Situation désastreuse

Dans la seule région de Raqqa, où se trouve le lac, les chiffres de l'Organisation des Nations unies pour l'alimentation et l'agriculture (FAO) montrent que les précipitations annuelles ont chuté entre 2020 et 2021, passant de 232 mm à 106 mm par mois avant de remonter à 208 mm par mois en 2022.

Ismail Hilal, 50 ans, qui a pris sa retraite après 37 ans de pêche, parle à un homme assis sur un bateau sur les rives du lac Assad près du village de Jaabar dans le gouvernorat de Raqa en Syrie, le 9 juillet 2023. Photo par Delil Souleiman/AFP

Depuis plusieurs années, la construction par la Turquie, où les deux fleuves prennent leur source, d'une série de barrages sur le Tigre et sur l'Euphrate a déjà fait diminuer le débit pour ce fleuve de 40% en Syrie.

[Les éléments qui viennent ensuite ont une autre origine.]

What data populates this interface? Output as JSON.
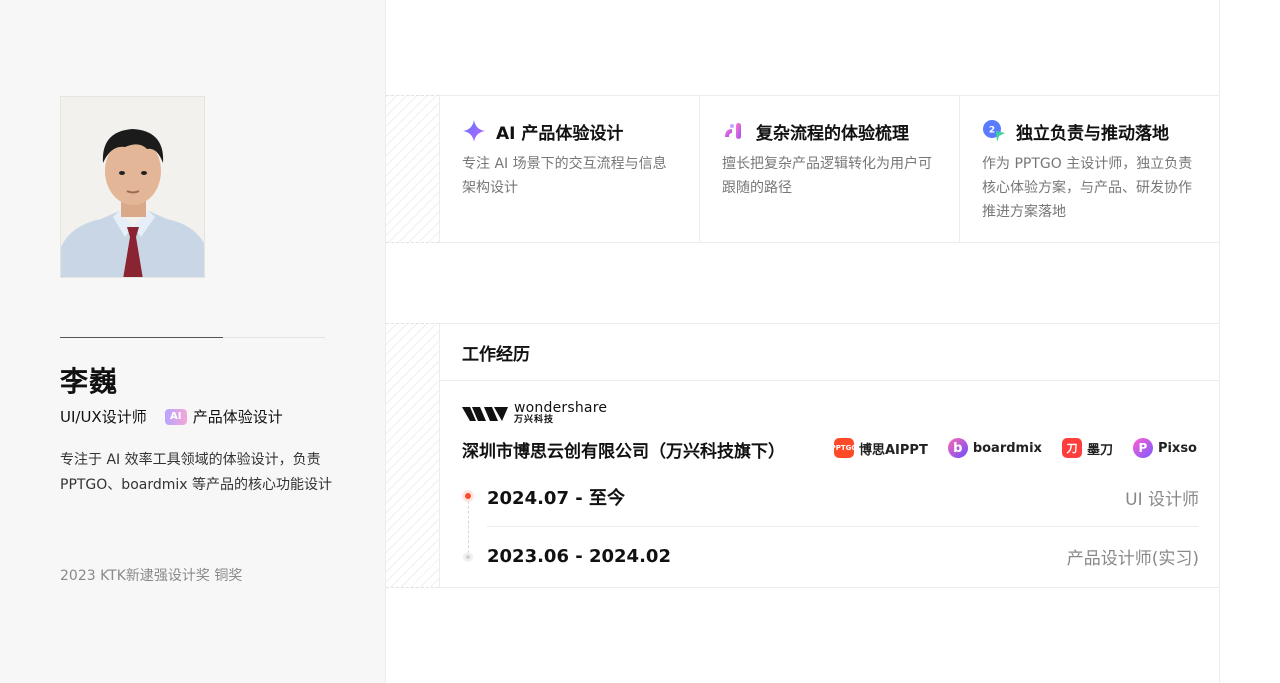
{
  "profile": {
    "name": "李巍",
    "role": "UI/UX设计师",
    "badge": "AI",
    "specialty": "产品体验设计",
    "bio": "专注于 AI 效率工具领域的体验设计，负责 PPTGO、boardmix 等产品的核心功能设计",
    "award": "2023 KTK新逮强设计奖 铜奖"
  },
  "skills": [
    {
      "icon": "sparkle-icon",
      "title": "AI 产品体验设计",
      "desc": "专注 AI 场景下的交互流程与信息架构设计"
    },
    {
      "icon": "flow-icon",
      "title": "复杂流程的体验梳理",
      "desc": "擅长把复杂产品逻辑转化为用户可跟随的路径"
    },
    {
      "icon": "chat-icon",
      "title": "独立负责与推动落地",
      "desc": "作为 PPTGO 主设计师，独立负责核心体验方案，与产品、研发协作推进方案落地"
    }
  ],
  "work": {
    "section_title": "工作经历",
    "logo_en": "wondershare",
    "logo_cn": "万兴科技",
    "company": "深圳市博思云创有限公司（万兴科技旗下）",
    "products": [
      {
        "icon_text": "PPTGO",
        "name": "博思AIPPT",
        "color": "#ff4a2a"
      },
      {
        "icon_text": "b",
        "name": "boardmix",
        "color": "#7a4dff"
      },
      {
        "icon_text": "刀",
        "name": "墨刀",
        "color": "#ff3d3d"
      },
      {
        "icon_text": "P",
        "name": "Pixso",
        "color": "#e84be0"
      }
    ],
    "jobs": [
      {
        "date": "2024.07 - 至今",
        "title": "UI 设计师"
      },
      {
        "date": "2023.06 - 2024.02",
        "title": "产品设计师(实习)"
      }
    ]
  }
}
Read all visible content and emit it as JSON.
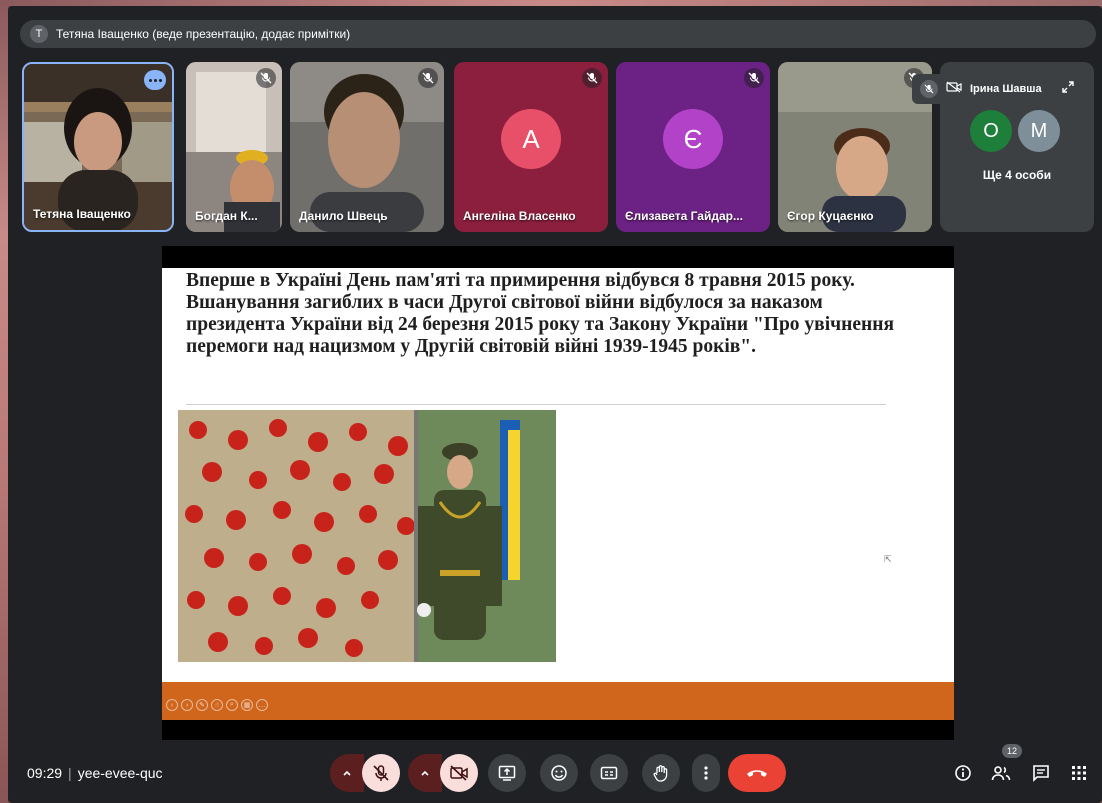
{
  "presenter_bar": {
    "avatar_letter": "Т",
    "text": "Тетяна Іващенко (веде презентацію, додає примітки)"
  },
  "participants": [
    {
      "name": "Тетяна Іващенко",
      "muted": false,
      "pinned_options": true
    },
    {
      "name": "Богдан К...",
      "muted": true
    },
    {
      "name": "Данило Швець",
      "muted": true
    },
    {
      "name": "Ангеліна Власенко",
      "muted": true,
      "avatar_letter": "A",
      "avatar_color": "#e8506a",
      "tile_color": "#8c1f3e"
    },
    {
      "name": "Єлизавета Гайдар...",
      "muted": true,
      "avatar_letter": "Є",
      "avatar_color": "#b243c8",
      "tile_color": "#6c2184"
    },
    {
      "name": "Єгор Куцаєнко",
      "muted": true
    }
  ],
  "overflow_tile": {
    "hover_name": "Ірина Шавша",
    "avatars": [
      {
        "letter": "О",
        "color": "#1e7f3a"
      },
      {
        "letter": "М",
        "color": "#7f8f9a"
      }
    ],
    "more_label": "Ще 4 особи"
  },
  "slide": {
    "text": "Вперше в Україні День пам'яті та примирення відбувся 8 травня 2015 року. Вшанування загиблих в часи Другої світової війни відбулося за наказом президента України від 24 березня 2015 року та Закону України \"Про увічнення перемоги над нацизмом у Другій світовій війні 1939-1945 років\".",
    "bar_color": "#d0651c"
  },
  "bottom_bar": {
    "time": "09:29",
    "meeting_code": "yee-evee-quc",
    "participants_count": "12"
  },
  "icons": [
    "mic-off-icon",
    "video-off-icon",
    "present-icon",
    "emoji-icon",
    "captions-icon",
    "raise-hand-icon",
    "more-vert-icon",
    "end-call-icon",
    "info-icon",
    "people-icon",
    "chat-icon",
    "apps-icon"
  ]
}
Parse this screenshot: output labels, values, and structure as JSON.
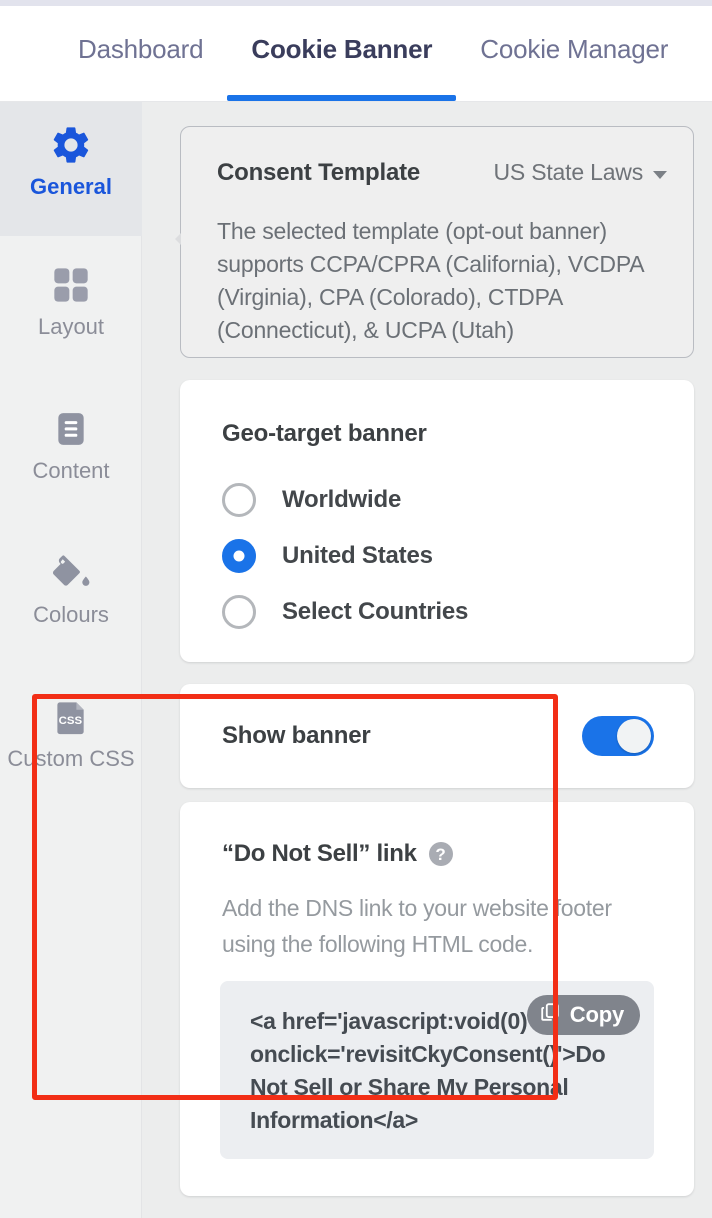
{
  "tabs": [
    {
      "label": "Dashboard",
      "active": false
    },
    {
      "label": "Cookie Banner",
      "active": true
    },
    {
      "label": "Cookie Manager",
      "active": false
    }
  ],
  "sidebar": {
    "items": [
      {
        "label": "General",
        "icon": "gear-icon",
        "active": true
      },
      {
        "label": "Layout",
        "icon": "grid-icon",
        "active": false
      },
      {
        "label": "Content",
        "icon": "document-icon",
        "active": false
      },
      {
        "label": "Colours",
        "icon": "paint-bucket-icon",
        "active": false
      },
      {
        "label": "Custom CSS",
        "icon": "css-file-icon",
        "active": false
      }
    ]
  },
  "consent_template": {
    "title": "Consent Template",
    "selected_value": "US State Laws",
    "dropdown_icon": "chevron-down-icon",
    "description": "The selected template (opt-out banner) supports CCPA/CPRA (California), VCDPA (Virginia), CPA (Colorado), CTDPA (Connecticut), & UCPA (Utah)"
  },
  "geo_target": {
    "title": "Geo-target banner",
    "options": [
      {
        "label": "Worldwide",
        "selected": false
      },
      {
        "label": "United States",
        "selected": true
      },
      {
        "label": "Select Countries",
        "selected": false
      }
    ]
  },
  "show_banner": {
    "title": "Show banner",
    "enabled": true
  },
  "dns_link": {
    "title": "“Do Not Sell” link",
    "help_icon": "help-circle-icon",
    "description": "Add the DNS link to your website footer using the following HTML code.",
    "code": "<a href='javascript:void(0)' onclick='revisitCkyConsent()'>Do Not Sell or Share My Personal Information</a>",
    "copy_label": "Copy",
    "copy_icon": "copy-icon"
  },
  "colors": {
    "accent_blue": "#1a73e8",
    "active_tab_text": "#3a3d5c",
    "tab_text": "#6f7293",
    "sidebar_bg": "#f0f1f1",
    "sidebar_active_bg": "#e4e6e9",
    "sidebar_active_text": "#1a56db",
    "page_bg": "#eceded",
    "card_bg": "#ffffff",
    "highlight_border": "#f22e16",
    "code_bg": "#eceef1",
    "copy_button_bg": "#80848c",
    "muted_text": "#959a9f"
  }
}
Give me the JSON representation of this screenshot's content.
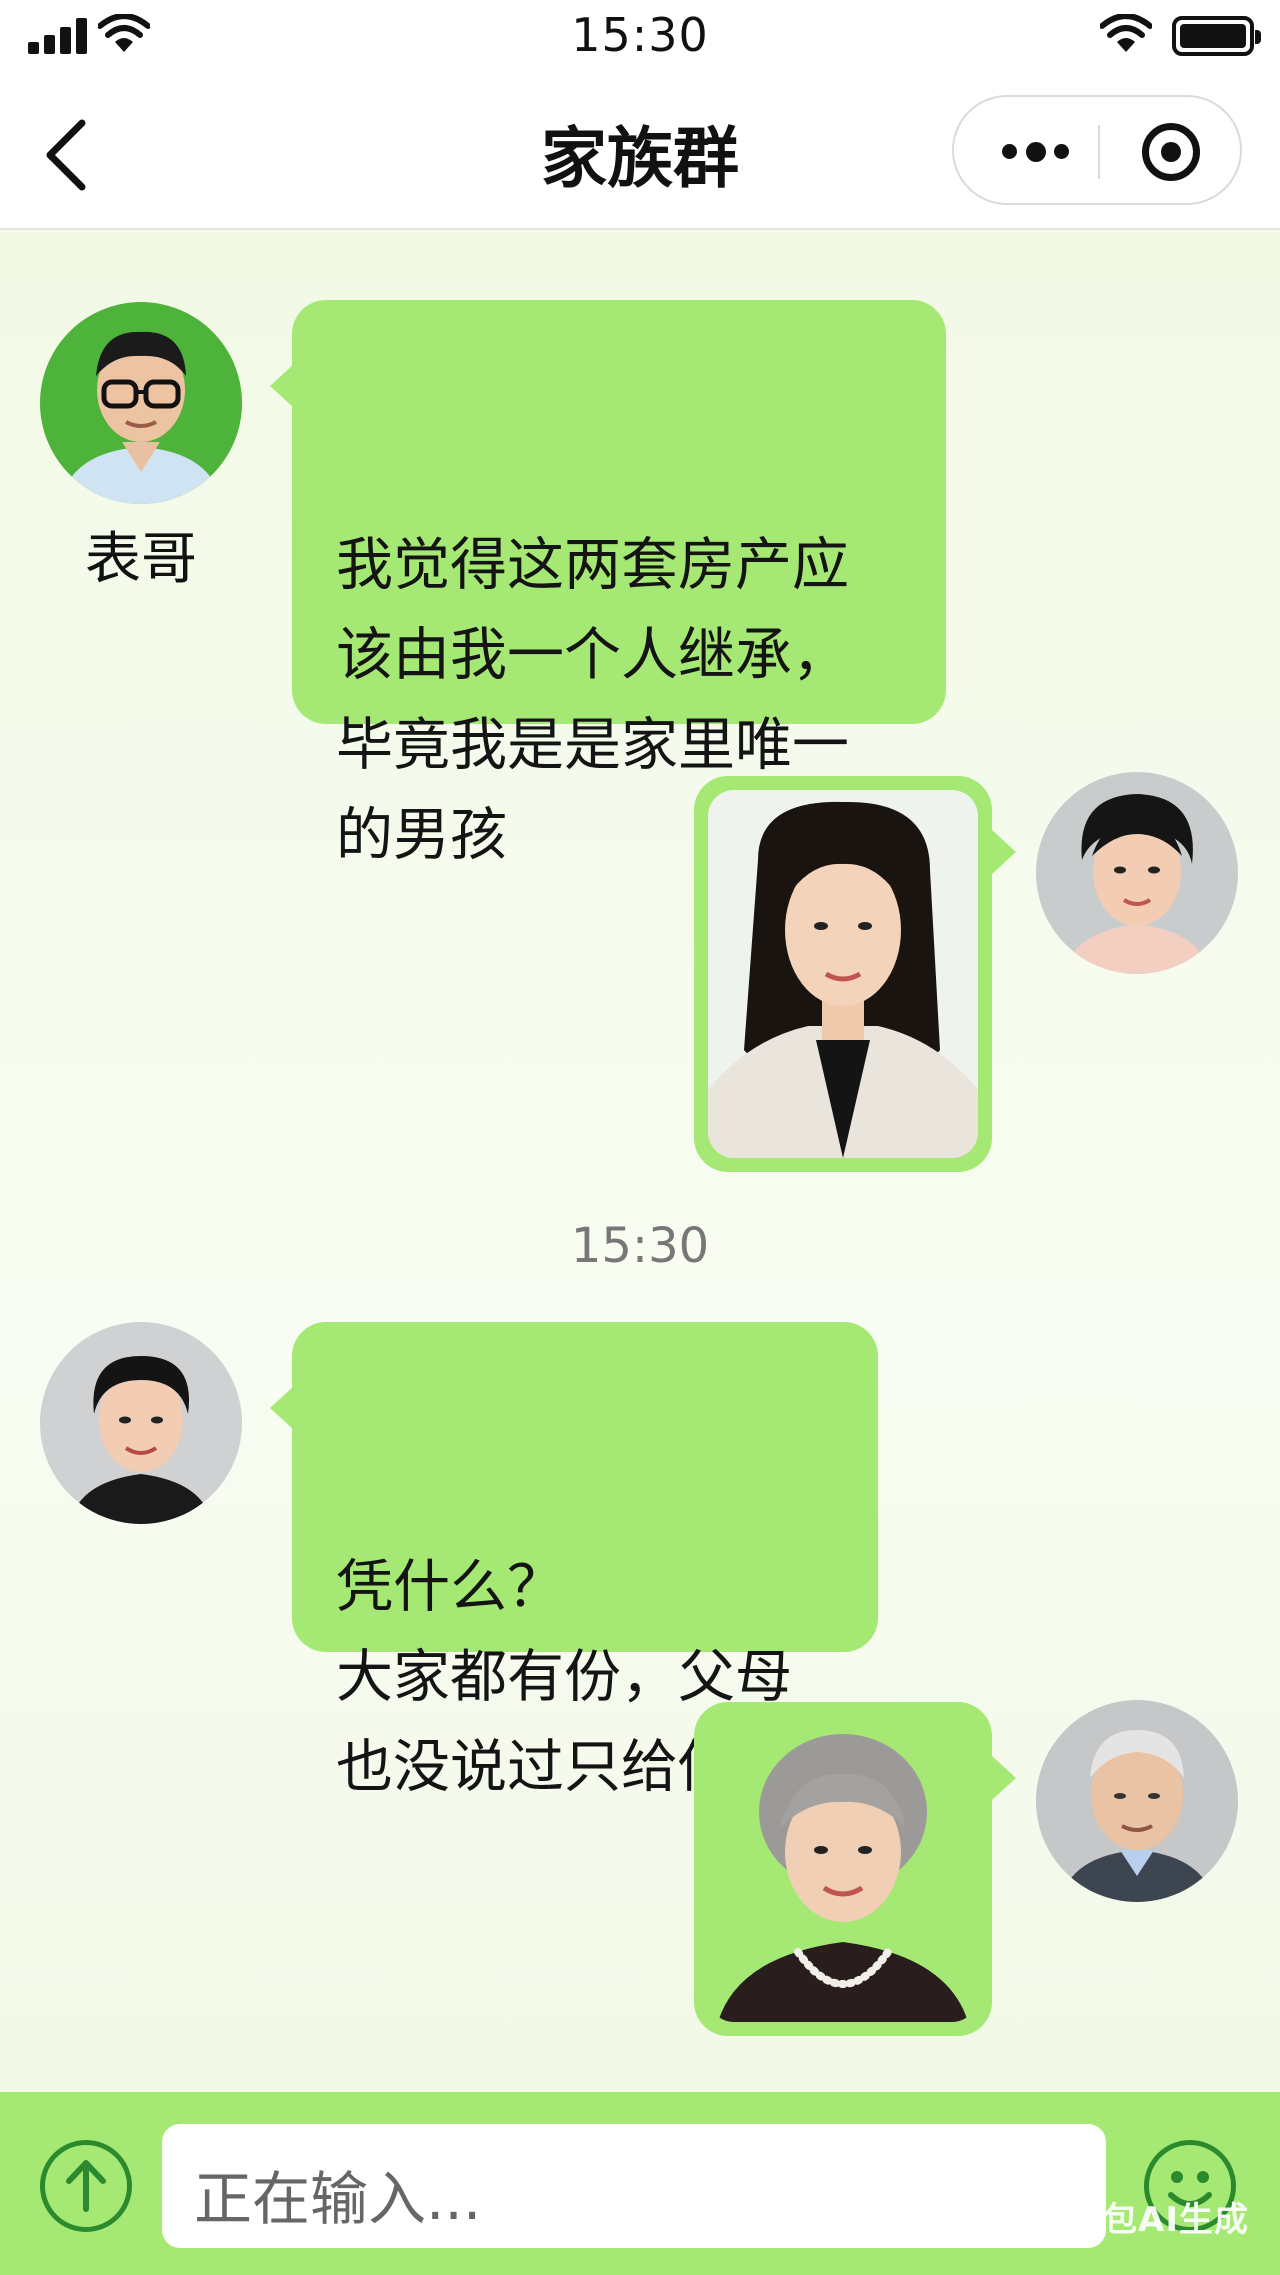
{
  "status_bar": {
    "time": "15:30"
  },
  "header": {
    "title": "家族群"
  },
  "messages": [
    {
      "sender": "表哥",
      "side": "left",
      "type": "text",
      "text": "我觉得这两套房产应\n该由我一个人继承，\n毕竟我是是家里唯一\n的男孩"
    },
    {
      "side": "right",
      "type": "image"
    },
    {
      "side": "left",
      "type": "text",
      "text": "凭什么？\n大家都有份，父母\n也没说过只给你"
    },
    {
      "side": "right",
      "type": "image"
    }
  ],
  "timestamp": "15:30",
  "input": {
    "placeholder": "正在输入..."
  },
  "watermark": "豆包AI生成",
  "colors": {
    "bubble": "#a5e873",
    "accent": "#2b8a2e",
    "background": "#f6fbef"
  },
  "icons": [
    "signal-icon",
    "wifi-icon",
    "battery-icon",
    "back-icon",
    "more-icon",
    "target-icon",
    "upload-icon",
    "emoji-icon"
  ]
}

Au-dessus du lac, des corbeaux tournoient, alors que des poissons morts flottent à la surface. Les correspondants de l'AFP ont constaté une prolifération des algues, qui absorbent l'oxygène selon les experts, provoquant l'asphyxie des poissons.

Sur une des rares barques glissant sur le lac, Ali Chebli, un pêcheur de 37 ans, remonte péniblement ses filets, au soleil couchant. "Par le passé, on pouvait attraper 50 kilos, voire 40 ou 30, et cela était suffisant pour les dépenses familiales", affirme-t-il. "Mais aujourd'hui, nous pêchons à peine un ou deux kilos, et parfois rien (...) en raison de la baisse du niveau de l'eau et de la pollution du lac", explique l'homme au teint basané. "La situation des pêcheurs est désastreuse, nous travaillons un jour et nous arrêtons pendant quinze autres jours", ajoute le pêcheur qui fait vivre sa femme, ses trois enfants et son père malade. Il craint de ne pas pouvoir transmettre son métier, menacé de disparition, à ses enfants. 

Biodiversité en danger

"Les communautés syriennes ressentent les effets en cascade de la guerre, du changement climatique et de l'échec de l'action multilatérale pour faire face à ces impacts", affirme à l'AFP Wim Zwijnenburg, un chercheur de PAX. "La pénurie d'eau, aggravée par la pollution (..) entraîne une nouvelle perte de biodiversité le long des lacs et des rivières du nord et de l'est de la Syrie", explique-t-il. Au marché aux poissons de Raqqa, les vendeurs se plaignent de la baisse de leurs revenus.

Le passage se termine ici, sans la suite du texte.